Hi, My name is Marie Hemel. Well, that's not exactly true. I go by another name but don't want to make that public.
I'm trying blogging lately with these blogs 000excuses.blogspot.ca and thesquabble.blogspot.ca. I think they're called that. If not, hopefully, I can fix it before anyone reads this. Anyway those are fun, and helpful for me to see them progress, but I had this amazing idea - at least I think it's amazing - to have a blog where I just journal about having OCD mostly. I'm also hoping to make progress with some of it's debilitating symptoms by writing about them and how they affect me.
Now, back to the about me portion of this About Me page. As you know I have OCD (see above), depression, anxiety (who fucking doesn't), and psychosis. <-- That there means I've lost touch with reality. They put you on some great meds for that. One of mine grows boobs on little boys. That's not just in my world that's in the real world too. On a positive note they also tripled the size of my boobs, and I no longer think demons are following me so I guess that's win win.

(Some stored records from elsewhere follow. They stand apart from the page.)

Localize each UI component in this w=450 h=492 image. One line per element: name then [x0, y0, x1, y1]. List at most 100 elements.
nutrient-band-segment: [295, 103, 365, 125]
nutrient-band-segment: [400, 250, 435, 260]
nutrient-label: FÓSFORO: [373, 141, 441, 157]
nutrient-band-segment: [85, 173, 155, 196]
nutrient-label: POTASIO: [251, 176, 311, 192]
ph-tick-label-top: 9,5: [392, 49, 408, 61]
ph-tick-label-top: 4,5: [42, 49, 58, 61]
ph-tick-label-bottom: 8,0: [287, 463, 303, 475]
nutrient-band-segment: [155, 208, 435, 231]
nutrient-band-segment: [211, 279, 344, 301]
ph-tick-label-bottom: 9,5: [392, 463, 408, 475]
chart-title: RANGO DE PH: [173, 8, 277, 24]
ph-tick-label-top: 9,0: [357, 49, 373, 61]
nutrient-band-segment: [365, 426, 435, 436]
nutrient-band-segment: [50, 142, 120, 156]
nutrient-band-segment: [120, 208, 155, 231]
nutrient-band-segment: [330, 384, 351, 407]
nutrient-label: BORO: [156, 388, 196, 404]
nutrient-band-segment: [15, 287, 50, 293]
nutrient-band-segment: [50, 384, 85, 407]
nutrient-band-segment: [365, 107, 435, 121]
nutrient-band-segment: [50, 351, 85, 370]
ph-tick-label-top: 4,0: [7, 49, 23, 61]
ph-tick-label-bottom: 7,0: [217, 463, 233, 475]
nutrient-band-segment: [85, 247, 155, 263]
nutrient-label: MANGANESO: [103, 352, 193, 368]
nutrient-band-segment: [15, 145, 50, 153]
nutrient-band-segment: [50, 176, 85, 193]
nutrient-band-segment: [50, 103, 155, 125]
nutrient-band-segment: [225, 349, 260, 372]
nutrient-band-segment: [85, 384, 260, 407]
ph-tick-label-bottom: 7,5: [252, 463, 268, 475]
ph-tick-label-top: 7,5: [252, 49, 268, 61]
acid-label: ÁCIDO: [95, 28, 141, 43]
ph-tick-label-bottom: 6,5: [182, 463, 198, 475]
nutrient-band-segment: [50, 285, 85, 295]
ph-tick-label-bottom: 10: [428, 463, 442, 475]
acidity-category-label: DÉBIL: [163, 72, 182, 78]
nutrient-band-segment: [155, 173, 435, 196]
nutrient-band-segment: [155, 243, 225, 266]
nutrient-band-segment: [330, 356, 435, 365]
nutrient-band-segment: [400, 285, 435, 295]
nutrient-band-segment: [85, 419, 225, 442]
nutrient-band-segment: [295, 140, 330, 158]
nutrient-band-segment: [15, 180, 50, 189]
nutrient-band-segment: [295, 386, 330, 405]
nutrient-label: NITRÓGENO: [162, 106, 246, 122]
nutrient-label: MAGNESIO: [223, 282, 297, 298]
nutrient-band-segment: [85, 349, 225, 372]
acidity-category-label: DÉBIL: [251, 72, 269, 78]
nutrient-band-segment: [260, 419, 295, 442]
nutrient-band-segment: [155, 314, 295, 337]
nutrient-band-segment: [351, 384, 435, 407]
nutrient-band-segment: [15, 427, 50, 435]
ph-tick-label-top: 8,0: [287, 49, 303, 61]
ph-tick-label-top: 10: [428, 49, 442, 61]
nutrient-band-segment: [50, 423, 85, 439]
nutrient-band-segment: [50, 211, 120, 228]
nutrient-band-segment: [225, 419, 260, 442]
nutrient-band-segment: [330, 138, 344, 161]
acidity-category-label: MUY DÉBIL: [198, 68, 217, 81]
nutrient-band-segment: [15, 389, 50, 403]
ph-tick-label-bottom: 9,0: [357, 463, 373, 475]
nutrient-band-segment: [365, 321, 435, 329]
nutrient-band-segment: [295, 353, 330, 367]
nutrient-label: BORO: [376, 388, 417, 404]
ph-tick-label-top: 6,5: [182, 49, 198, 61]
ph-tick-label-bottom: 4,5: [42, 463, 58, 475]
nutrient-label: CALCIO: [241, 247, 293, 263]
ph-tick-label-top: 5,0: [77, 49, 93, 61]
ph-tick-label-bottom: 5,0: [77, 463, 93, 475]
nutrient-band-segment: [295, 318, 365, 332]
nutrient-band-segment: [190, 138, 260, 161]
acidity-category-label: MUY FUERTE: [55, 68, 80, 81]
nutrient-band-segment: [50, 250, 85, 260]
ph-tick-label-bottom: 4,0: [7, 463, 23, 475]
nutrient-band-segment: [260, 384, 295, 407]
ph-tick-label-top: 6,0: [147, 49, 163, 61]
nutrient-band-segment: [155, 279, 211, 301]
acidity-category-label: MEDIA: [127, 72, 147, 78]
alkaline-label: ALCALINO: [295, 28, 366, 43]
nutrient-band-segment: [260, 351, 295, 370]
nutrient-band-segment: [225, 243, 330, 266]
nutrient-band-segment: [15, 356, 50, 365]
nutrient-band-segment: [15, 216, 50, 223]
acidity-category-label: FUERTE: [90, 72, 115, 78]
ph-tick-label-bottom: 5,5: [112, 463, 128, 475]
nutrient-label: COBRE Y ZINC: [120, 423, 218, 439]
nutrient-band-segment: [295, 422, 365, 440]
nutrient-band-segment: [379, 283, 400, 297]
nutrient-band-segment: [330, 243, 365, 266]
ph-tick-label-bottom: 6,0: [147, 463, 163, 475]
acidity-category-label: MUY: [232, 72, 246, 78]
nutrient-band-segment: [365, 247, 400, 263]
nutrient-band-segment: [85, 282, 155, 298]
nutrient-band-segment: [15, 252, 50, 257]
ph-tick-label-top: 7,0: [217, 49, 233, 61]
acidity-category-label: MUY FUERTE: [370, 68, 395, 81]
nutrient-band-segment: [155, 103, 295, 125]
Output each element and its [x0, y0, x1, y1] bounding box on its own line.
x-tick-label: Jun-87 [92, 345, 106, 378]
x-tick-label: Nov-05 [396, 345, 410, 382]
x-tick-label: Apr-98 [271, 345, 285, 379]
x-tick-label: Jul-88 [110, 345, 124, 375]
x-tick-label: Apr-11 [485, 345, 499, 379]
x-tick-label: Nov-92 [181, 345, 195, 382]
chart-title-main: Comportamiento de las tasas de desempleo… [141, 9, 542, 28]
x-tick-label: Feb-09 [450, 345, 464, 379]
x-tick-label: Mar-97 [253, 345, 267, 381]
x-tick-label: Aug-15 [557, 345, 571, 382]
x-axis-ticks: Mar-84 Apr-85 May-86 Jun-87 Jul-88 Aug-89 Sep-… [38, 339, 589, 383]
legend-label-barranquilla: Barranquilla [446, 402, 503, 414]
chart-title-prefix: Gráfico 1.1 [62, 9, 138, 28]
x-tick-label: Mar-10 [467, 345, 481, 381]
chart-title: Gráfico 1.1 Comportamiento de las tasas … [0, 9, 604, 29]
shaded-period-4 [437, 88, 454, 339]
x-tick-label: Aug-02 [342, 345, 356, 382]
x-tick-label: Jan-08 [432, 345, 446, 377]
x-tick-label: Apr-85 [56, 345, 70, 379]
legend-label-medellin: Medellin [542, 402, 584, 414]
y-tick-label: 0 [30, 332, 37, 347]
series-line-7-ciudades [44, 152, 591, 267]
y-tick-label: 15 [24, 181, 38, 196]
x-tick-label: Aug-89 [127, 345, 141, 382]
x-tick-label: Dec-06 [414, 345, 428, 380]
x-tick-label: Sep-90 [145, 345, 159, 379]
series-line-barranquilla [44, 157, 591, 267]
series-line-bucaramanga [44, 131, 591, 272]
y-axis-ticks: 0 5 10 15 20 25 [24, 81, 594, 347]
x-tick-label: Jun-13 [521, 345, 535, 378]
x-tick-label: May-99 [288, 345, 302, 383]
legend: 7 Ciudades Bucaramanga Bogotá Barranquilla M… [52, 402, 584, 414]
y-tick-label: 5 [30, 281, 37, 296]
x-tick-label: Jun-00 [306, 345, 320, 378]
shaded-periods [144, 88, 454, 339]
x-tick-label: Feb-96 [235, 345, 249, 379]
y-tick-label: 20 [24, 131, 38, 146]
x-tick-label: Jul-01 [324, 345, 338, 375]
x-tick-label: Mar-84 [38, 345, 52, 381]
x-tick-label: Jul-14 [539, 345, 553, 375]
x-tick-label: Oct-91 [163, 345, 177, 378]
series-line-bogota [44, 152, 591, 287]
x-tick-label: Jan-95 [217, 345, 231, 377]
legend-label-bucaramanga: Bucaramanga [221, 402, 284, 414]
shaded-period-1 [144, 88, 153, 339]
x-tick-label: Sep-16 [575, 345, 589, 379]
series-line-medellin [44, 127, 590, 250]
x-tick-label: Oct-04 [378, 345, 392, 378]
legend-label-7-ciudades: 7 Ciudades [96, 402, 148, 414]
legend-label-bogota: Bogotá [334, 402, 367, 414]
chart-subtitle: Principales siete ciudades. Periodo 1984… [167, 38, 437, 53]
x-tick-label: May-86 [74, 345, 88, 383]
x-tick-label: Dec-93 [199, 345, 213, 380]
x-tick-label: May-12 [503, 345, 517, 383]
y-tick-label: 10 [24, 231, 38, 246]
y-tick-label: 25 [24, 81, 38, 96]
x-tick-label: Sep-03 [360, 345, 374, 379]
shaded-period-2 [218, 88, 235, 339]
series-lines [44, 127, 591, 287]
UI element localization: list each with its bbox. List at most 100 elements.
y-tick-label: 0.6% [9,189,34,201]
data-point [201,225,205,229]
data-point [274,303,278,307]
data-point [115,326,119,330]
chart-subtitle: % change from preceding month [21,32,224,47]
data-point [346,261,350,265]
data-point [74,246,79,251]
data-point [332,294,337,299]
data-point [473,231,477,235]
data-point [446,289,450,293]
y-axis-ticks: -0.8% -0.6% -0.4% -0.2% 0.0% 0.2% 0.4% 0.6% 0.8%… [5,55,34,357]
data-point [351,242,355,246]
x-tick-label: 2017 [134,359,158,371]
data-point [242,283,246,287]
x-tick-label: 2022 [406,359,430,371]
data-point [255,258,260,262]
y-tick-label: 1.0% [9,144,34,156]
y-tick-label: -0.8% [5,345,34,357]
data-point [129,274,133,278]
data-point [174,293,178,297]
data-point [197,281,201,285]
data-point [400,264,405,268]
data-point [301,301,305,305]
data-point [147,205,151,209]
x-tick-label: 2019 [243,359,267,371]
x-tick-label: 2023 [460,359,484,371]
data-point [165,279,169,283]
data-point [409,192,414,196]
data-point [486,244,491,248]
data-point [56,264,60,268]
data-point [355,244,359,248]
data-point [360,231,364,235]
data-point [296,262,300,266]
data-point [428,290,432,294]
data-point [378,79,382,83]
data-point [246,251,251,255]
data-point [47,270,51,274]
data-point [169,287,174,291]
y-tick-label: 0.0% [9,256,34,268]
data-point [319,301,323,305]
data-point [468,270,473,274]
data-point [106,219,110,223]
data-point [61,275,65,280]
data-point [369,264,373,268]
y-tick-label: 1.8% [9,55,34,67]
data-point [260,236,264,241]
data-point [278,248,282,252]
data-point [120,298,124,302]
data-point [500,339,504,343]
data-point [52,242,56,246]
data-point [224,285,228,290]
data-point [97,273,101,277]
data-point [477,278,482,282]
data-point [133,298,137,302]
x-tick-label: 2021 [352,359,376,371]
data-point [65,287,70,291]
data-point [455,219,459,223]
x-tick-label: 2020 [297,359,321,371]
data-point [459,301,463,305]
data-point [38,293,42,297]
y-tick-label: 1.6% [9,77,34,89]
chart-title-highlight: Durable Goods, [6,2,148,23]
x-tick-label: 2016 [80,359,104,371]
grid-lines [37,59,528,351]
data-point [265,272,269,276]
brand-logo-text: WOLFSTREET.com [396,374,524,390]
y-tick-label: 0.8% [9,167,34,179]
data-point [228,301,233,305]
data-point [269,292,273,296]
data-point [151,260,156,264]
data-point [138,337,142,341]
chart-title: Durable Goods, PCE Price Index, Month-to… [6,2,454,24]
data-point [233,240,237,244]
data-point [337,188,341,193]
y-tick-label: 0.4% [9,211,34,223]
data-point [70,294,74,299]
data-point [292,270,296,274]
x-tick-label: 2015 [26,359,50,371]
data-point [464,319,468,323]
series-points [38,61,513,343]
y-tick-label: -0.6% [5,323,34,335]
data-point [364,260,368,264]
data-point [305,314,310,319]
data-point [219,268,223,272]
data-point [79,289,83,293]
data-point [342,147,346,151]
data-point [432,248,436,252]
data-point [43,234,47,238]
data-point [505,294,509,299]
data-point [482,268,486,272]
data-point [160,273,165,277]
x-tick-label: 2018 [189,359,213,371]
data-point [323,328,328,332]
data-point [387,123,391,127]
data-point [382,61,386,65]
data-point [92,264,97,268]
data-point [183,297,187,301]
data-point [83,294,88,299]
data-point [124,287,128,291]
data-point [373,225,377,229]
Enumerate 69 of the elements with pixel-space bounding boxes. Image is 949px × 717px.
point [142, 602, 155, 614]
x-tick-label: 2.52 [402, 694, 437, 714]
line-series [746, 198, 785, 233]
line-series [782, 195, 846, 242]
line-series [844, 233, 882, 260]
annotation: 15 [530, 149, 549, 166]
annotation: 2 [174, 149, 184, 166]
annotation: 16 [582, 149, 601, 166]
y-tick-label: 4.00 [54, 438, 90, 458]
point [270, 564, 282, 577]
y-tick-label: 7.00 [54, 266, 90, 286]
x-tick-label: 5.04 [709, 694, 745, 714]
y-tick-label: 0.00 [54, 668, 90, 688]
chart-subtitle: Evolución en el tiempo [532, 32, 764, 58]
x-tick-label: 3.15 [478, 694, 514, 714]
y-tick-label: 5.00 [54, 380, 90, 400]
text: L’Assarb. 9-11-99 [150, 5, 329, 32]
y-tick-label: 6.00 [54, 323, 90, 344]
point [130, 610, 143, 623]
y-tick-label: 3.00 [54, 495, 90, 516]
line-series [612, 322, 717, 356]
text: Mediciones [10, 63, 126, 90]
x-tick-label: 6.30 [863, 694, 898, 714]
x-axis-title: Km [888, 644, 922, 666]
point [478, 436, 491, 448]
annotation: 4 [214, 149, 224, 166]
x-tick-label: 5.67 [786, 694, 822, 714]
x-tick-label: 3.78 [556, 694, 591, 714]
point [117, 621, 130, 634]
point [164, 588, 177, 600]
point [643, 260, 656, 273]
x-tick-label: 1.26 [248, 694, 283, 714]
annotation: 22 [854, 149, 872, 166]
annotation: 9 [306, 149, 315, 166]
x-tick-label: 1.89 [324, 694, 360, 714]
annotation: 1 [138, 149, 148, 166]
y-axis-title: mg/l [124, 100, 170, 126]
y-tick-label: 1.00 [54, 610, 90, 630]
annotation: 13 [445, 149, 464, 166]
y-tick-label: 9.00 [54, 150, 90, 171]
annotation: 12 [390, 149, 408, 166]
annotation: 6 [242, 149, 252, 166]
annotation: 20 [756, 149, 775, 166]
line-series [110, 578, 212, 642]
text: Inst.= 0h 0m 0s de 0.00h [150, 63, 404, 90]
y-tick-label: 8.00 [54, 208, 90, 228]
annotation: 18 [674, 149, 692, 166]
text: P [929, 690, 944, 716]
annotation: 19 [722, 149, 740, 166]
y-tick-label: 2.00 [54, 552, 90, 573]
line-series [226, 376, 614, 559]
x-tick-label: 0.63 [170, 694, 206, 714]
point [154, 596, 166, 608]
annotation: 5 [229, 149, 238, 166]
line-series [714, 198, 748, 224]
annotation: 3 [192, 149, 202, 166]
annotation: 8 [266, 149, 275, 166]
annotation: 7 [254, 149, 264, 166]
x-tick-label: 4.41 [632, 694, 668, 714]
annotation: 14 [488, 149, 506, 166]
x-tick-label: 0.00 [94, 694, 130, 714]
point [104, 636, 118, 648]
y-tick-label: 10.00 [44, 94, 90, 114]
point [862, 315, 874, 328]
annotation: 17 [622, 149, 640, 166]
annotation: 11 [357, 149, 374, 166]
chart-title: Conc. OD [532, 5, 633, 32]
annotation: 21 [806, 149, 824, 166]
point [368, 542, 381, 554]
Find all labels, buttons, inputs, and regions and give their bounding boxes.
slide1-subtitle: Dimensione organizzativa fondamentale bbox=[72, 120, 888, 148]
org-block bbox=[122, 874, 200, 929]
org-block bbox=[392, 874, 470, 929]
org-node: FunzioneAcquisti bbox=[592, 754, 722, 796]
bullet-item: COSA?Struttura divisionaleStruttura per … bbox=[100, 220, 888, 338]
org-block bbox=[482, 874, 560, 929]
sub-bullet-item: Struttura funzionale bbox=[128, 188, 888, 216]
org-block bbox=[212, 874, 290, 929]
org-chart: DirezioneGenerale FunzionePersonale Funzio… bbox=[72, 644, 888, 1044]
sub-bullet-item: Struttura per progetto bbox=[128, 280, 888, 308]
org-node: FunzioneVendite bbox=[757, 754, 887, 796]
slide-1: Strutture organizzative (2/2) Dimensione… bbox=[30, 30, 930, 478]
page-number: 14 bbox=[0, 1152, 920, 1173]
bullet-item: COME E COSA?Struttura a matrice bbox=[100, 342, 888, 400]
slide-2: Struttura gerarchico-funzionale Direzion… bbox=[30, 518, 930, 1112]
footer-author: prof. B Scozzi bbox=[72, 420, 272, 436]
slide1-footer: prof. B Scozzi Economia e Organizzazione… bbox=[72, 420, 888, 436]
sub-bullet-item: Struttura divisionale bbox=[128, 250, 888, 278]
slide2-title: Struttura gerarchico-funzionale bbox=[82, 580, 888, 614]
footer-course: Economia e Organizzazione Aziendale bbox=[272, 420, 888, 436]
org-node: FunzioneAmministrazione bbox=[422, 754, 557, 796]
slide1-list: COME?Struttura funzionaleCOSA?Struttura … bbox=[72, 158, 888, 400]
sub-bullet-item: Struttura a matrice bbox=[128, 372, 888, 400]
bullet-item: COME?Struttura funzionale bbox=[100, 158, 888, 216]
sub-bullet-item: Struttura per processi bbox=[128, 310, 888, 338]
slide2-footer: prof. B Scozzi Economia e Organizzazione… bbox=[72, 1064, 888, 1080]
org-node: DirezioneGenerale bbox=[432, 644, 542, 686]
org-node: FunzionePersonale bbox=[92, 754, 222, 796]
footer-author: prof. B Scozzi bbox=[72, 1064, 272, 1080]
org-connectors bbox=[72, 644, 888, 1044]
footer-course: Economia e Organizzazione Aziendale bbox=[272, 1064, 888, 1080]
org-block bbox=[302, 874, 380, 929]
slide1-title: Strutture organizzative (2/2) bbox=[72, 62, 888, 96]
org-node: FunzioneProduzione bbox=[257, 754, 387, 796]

I'm also a mom to two great kids, and not married to my wonderful partner who happens to be one of my kid's father. I'm living off a long term disability pension because I am unable to control my symptoms and have major difficulties in social settings. I'll write more about those another time. I spend my time avoiding people, stress, and life in general. Days I spend in my room alone are quite calming. Oh, cats, I don't avoid cats. We have 5 down from 7. Animal hoarding is a symptom of OCD. Once I learned this I stopped collecting them. I wish I was joking. We also have another extended family member living with us. God bless them all for putting up with me.
So that's my day-to-day for the most part. How did I end up like this? That's a bit of a long story, so rather than rehash it and end up in tears and overcome with self pity I'll say this: I have been molested, beaten, raped, burned, spit on, neglected, had a lot of illness during my childhood - a hospitalization at least one week per year was pretty common, bullied as a child and an adult, a major pothead, sick during adulthood, homeless - sort-of, and well the most painful is I had a "late miscarriage" that broke me. For those of you who don't know what that is I'll tell you. You get all the fun of a still birth without anyone acknowledging that this has actually happened to you. Well, that's not exactly true. The nurses at the hospital I was in were amazing, my mom an angel, and my family wonderful. Maybe I'm still bitter.
Well, you get the gist of it. There's more but I know from a lot of therapy that there is no point in reliving, retelling, rehashing etc. etc. Time to move on. This is where this blog comes in. I'm going to be quite honest with what I have to overcome on another page. You see, while working on my other blog 000excuses.blogspot.ca I realized there are people who have taken on much worse and lived. By lived I mean they really lived. They left the house, and to do that they had to leave their damned rooms. They talked to people, they laughed, joked, hell all of them are successful enough for me to research them online. That's my goal: to live, cause what I'm doing now is a joke! Thanks for coming along for the journey.